The Eagles could be without a player worthy of a starting safety position within a matter of a few weeks. Chung, Allen, and Wolff are the only players who have shown they can do enough to stay on the field in a starting capacity and its likely that at least one of Allen and Chung will be playing elsewhere next year. The 2014 Draft class is fairly deep at the safety position, so this will certainly impact what the team does in terms of free agents. If they have already decided they will take a safety in the first few rounds, a strategy that goes against their ‘best player available’ approach, they most likely would not make a major expenditure on someone like Ward or Byrd.
Recently, CSNPhilly.com’s Reuben Frank spoke with Howie Roseman and penned an article documenting the nature of their conversation. The GM indicated quite clearly that the position is one of priority, but the following series of quotes sheds some light on how the Eagles value pursuing safeties via free agency.
“I think, ideally, you don’t want to go into the draft with a huge hole, because that puts you more susceptible to forcing things or kind of pushing guys up…Even if you’re not doing it naturally, it just happens because you look at the depth chart and you go, ‘I don’t have someone at that position. Who’s in the draft?…I don’t think that’s what we’d like to do, ideally. I think we’d like to go into the draft like we have the last two years, with a clean slate [and an] open mind. Whoever’s going to be there, we’re gonna stick to our board, and even if it’s a position where it looks like we have a lot of depth, in a year or two it may not be the same way.”

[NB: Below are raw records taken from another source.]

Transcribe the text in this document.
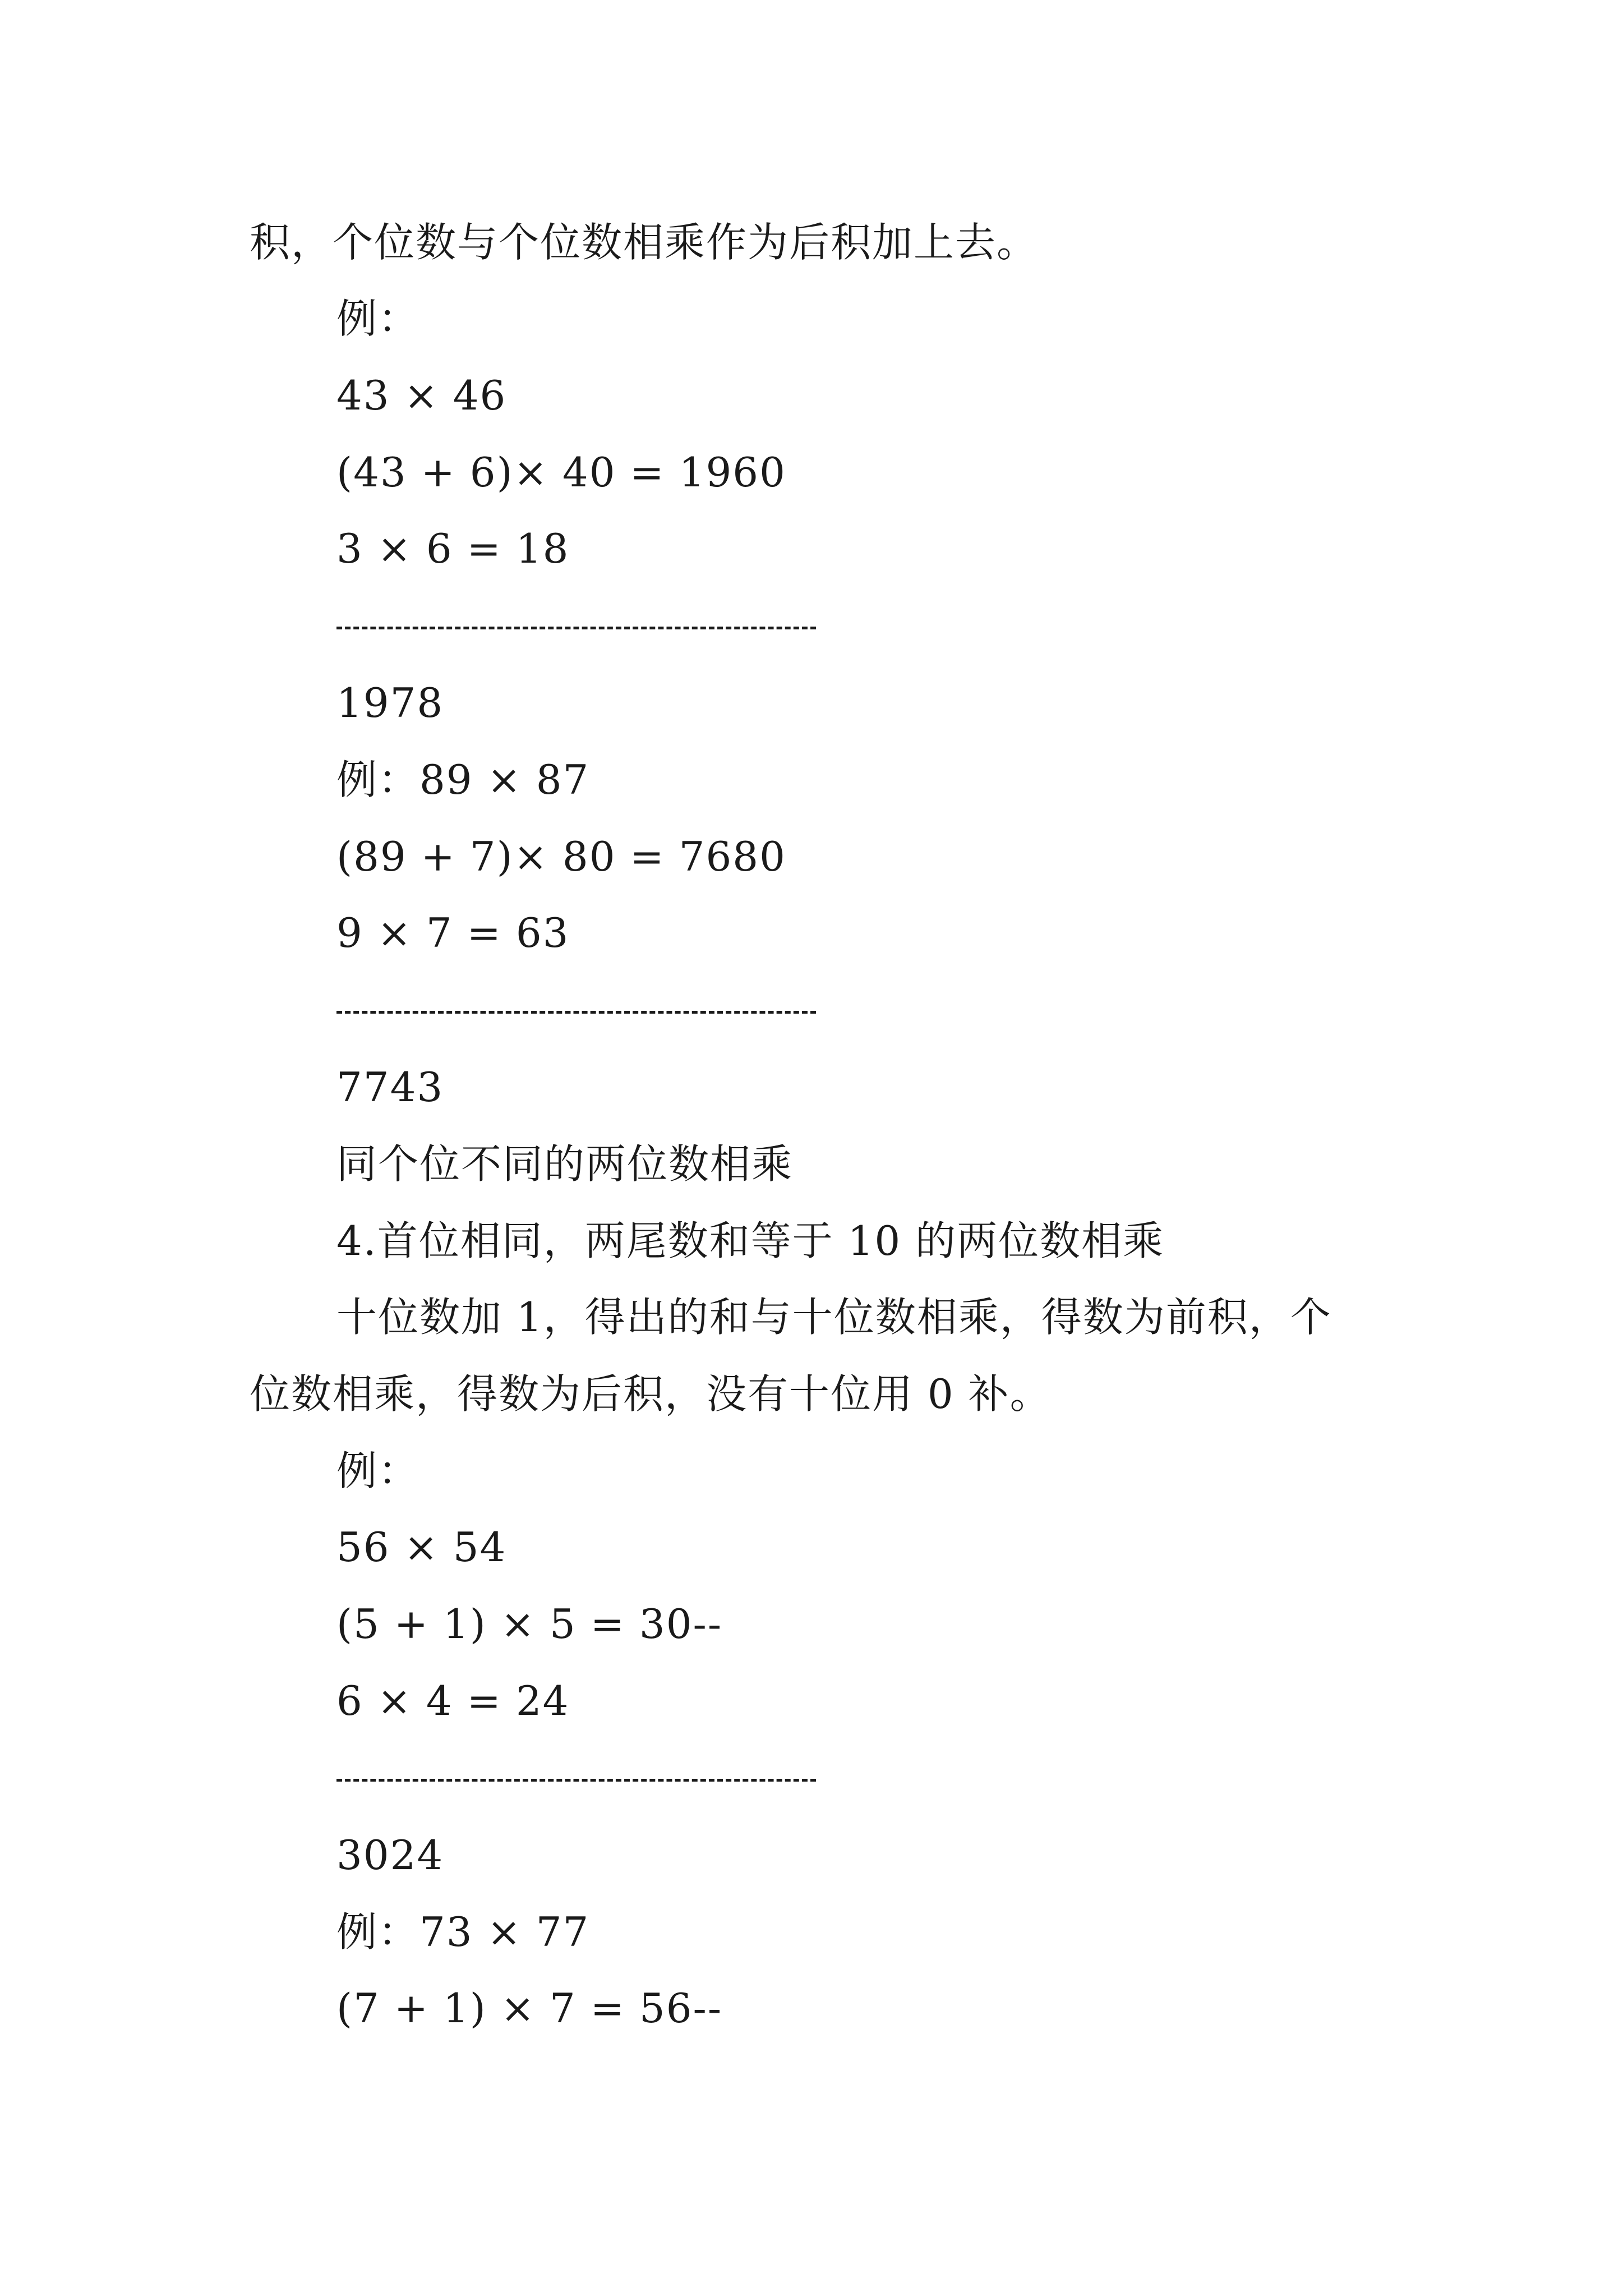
积，个位数与个位数相乘作为后积加上去。

例：

43 × 46

(43 + 6)× 40 = 1960

3 × 6 = 18

1978

例：89 × 87

(89 + 7)× 80 = 7680

9 × 7 = 63

7743

同个位不同的两位数相乘

4.首位相同，两尾数和等于 10 的两位数相乘

十位数加 1，得出的和与十位数相乘，得数为前积，个

位数相乘，得数为后积，没有十位用 0 补。

例：

56 × 54

(5 + 1) × 5 = 30--

6 × 4 = 24

3024

例：73 × 77

(7 + 1) × 7 = 56--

This philosophy fully supports the organization’s commitment to selecting the best player available in the draft. Last offseason, the team signed players like James Casey and Isaac Sopoaga only to draft players at the same position months later. The Eagles had nothing against either of their free agent pickups, but felt Zach Ertz and Bennie Logan were the top target on their draft board when their selections came around.
This decision might disappoint Eagles fans, who are still clamoring for a prolific safety, but all signs seem to be pointing in this direction. Ultimately, there are a few players on the ‘save’ list who might end up being close to as effective as Ward, Byrd, or Whitner and will be had for a fraction of the cost. My expectations are, given the fact that the team will most likely have to add multiple safeties, the Eagles will opt for one of the younger options coming off their rookie contract. Teams pining for a safety in free agency are fortunate this offseason, given the quality of some of the secondary options. Especially Jenkins, Mitchell, and Clemons look like players who could end up being potential long-term fixtures at a nice price. The Saints and Panthers are not in the best salary cap positions and the Dolphins just committed big money to Clemons’ counterpart, Rashad Jones. Bethea continues to be a dependable player who is finishing up a eight-year stint with the Colts. Even Ihedigbo and Pollard, players in their late 20s, are still considerably more effective options than Chung on the back-end.

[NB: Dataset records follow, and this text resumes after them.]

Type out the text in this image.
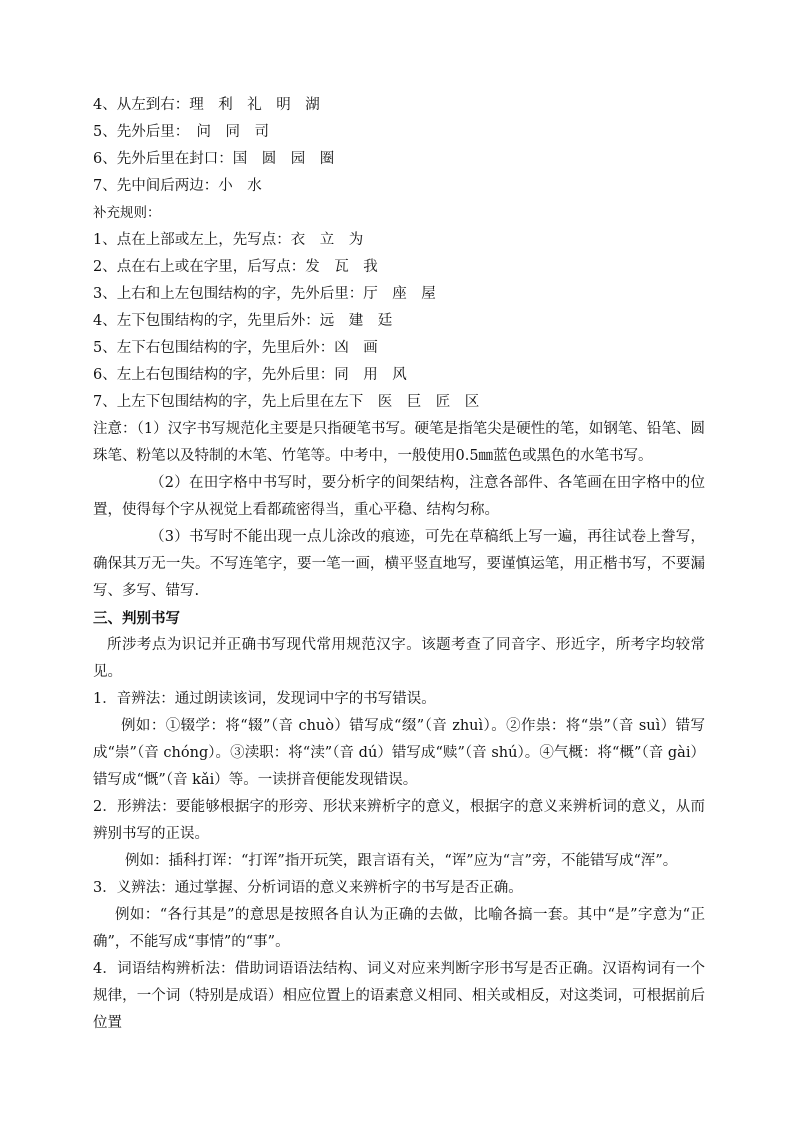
4、从左到右：理　利　礼　明　湖
5、先外后里：　问　同　司
6、先外后里在封口：国　圆　园　圈
7、先中间后两边：小　水
补充规则：
1、点在上部或左上，先写点：衣　立　为
2、点在右上或在字里，后写点：发　瓦　我
3、上右和上左包围结构的字，先外后里：厅　座　屋
4、左下包围结构的字，先里后外：远　建　廷
5、左下右包围结构的字，先里后外：凶　画
6、左上右包围结构的字，先外后里：同　用　风
7、上左下包围结构的字，先上后里在左下　医　巨　匠　区
注意：（1）汉字书写规范化主要是只指硬笔书写。硬笔是指笔尖是硬性的笔，如钢笔、铅笔、圆珠笔、粉笔以及特制的木笔、竹笔等。中考中，一般使用0.5㎜蓝色或黑色的水笔书写。
（2）在田字格中书写时，要分析字的间架结构，注意各部件、各笔画在田字格中的位置，使得每个字从视觉上看都疏密得当，重心平稳、结构匀称。
（3）书写时不能出现一点儿涂改的痕迹，可先在草稿纸上写一遍，再往试卷上誊写，确保其万无一失。不写连笔字，要一笔一画，横平竖直地写，要谨慎运笔，用正楷书写，不要漏写、多写、错写.
三、判别书写
所涉考点为识记并正确书写现代常用规范汉字。该题考查了同音字、形近字，所考字均较常见。
1．音辨法：通过朗读该词，发现词中字的书写错误。
例如：①辍学：将“辍”（音 chuò）错写成“缀”（音 zhuì）。②作祟：将“祟”（音 suì）错写成“崇”（音 chóng）。③渎职：将“渎”（音 dú）错写成“赎”（音 shú）。④气概：将“概”（音 gài）错写成“慨”（音 kǎi）等。一读拼音便能发现错误。
2．形辨法：要能够根据字的形旁、形状来辨析字的意义，根据字的意义来辨析词的意义，从而辨别书写的正误。
例如：插科打诨：“打诨”指开玩笑，跟言语有关，“诨”应为“言”旁，不能错写成“浑”。
3．义辨法：通过掌握、分析词语的意义来辨析字的书写是否正确。
例如：“各行其是”的意思是按照各自认为正确的去做，比喻各搞一套。其中“是”字意为“正确”，不能写成“事情”的“事”。
4．词语结构辨析法：借助词语语法结构、词义对应来判断字形书写是否正确。汉语构词有一个规律，一个词（特别是成语）相应位置上的语素意义相同、相关或相反，对这类词，可根据前后位置
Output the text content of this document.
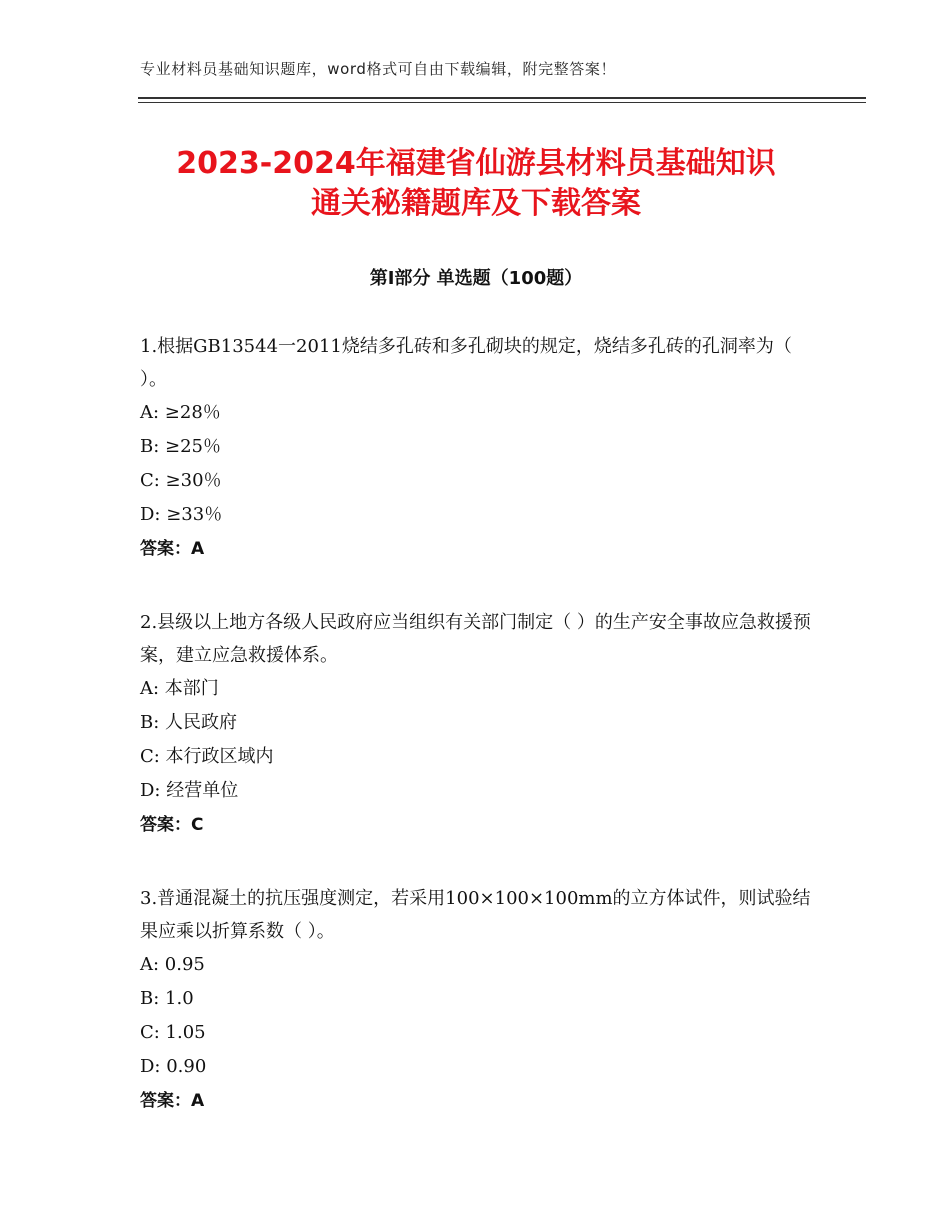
专业材料员基础知识题库，word格式可自由下载编辑，附完整答案！
2023-2024年福建省仙游县材料员基础知识
通关秘籍题库及下载答案
第Ⅰ部分 单选题（100题）

1.根据GB13544一2011烧结多孔砖和多孔砌块的规定，烧结多孔砖的孔洞率为（ ）。

A: ≥28％

B: ≥25％

C: ≥30％

D: ≥33％

答案：A

2.县级以上地方各级人民政府应当组织有关部门制定（ ）的生产安全事故应急救援预案，建立应急救援体系。

A: 本部门

B: 人民政府

C: 本行政区域内

D: 经营单位

答案：C

3.普通混凝土的抗压强度测定，若采用100×100×100mm的立方体试件，则试验结果应乘以折算系数（ ）。

A: 0.95

B: 1.0

C: 1.05

D: 0.90

答案：A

Ultimately, while I do think the Eagles will make at least one ‘splash’ by the time free agency is all said and done, I don’t think this is the area will they will do so. The talent discrepancy between the second-tier options and the players at the top of the list is too close and the Eagles are too far off to have one player make the difference. I would have no issue with the team hanging on to Nate Allen and Earl Wolff is not going anywhere. However, this team is focused on fostering inter-squad competition and throwing a huge number at an individual works against that mindset. Byrd especially seems intent on getting paid and, especially in the case of a player like Clemons, a player with more on his mind than dollar signs should be how the team goes about improving the safety position.